Fight against crime: general availability of information for Member States' law enforcement authorities and for Europol officers

This document consists of the European Data Protection Supervisor’s (EDPS) opinion on the proposal for a Council Framework Decision on the exchange of information under the principle of availability.

The EDPS will be available for further consultation at a later stage, following relevant developments in the legislative process on this proposal as well as on other related proposals.

According to the EDPS, the principle of availability should be implemented into a binding legal instrument by way of a more cautious, gradual approach which involves one type of data and to monitor to what extent the principle of availability can effectively support law enforcement, as well as the specific risks for the protection of personal data. This more cautious approach could include starting with the implementation of the availability principle only by way of indirect access, via index data. Based on these experiences, the system could possibly be extended to other types of data and/or modified in order to be more effective.

The EDPS makes the following recommendations aiming to modify the present proposal:

1) clarifying the scope of the principle of availability as follows: adding a clear and precise definition of the data that will be considered available; limiting the scope of the principle of availability to information controlled by competent authorities; in case of a broader scope, ensuring sufficient safeguards for the protection of personal data;

2) direct access to databases by a competent authority of another Member State: the issue has to be properly addressed since, in case of direct access, the designated authorities of the originating Member State have no control over the access and the further use of the data; the proposal may not promote an unconditional interconnection of databases and thus a network of databases which will be hard to supervise;

3) establishment of a system of index data: the proposal should provide for adequate rules, at least on the creation of index data, on the management of the filing systems of index data and on the adequate

organisation of the access to the index data; the definition of index data needs to be clarified; the proposal should clarify the role of national contact points as regards index data; the basic rules for the creation of index data should be included in the Framework Decision itself and not left to implementing legislation in accordance with the comitology-procedure.

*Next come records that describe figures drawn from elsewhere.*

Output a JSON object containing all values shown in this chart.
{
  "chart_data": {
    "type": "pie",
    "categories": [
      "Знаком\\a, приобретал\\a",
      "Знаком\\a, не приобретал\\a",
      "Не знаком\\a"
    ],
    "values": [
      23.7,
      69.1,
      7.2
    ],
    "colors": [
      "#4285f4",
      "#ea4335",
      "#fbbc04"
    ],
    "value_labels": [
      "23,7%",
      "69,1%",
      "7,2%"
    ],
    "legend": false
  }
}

4) exchanges of DNA data: clearly limit and define the type of DNA information which may be exchanged (also with regard to the fundamental difference between DNA samples and DNA profiles); set up common technical standards aimed at avoiding that variations in practices on forensic DNA databases in Member States could lead to difficulties and inaccurate results when data are exchanged; provide for appropriate legally binding safeguards aimed at preventing that the developments of science

would result in obtaining from DNA profiles personal data which are not only sensitive, but also unnecessary for the purpose for which they were collected; only be adopted after an impact assessment.

5) limiting the information exchange with Europol to the purposes of Europol itself, as mentioned in Article 2 of the Europol Convention and the Annex thereof.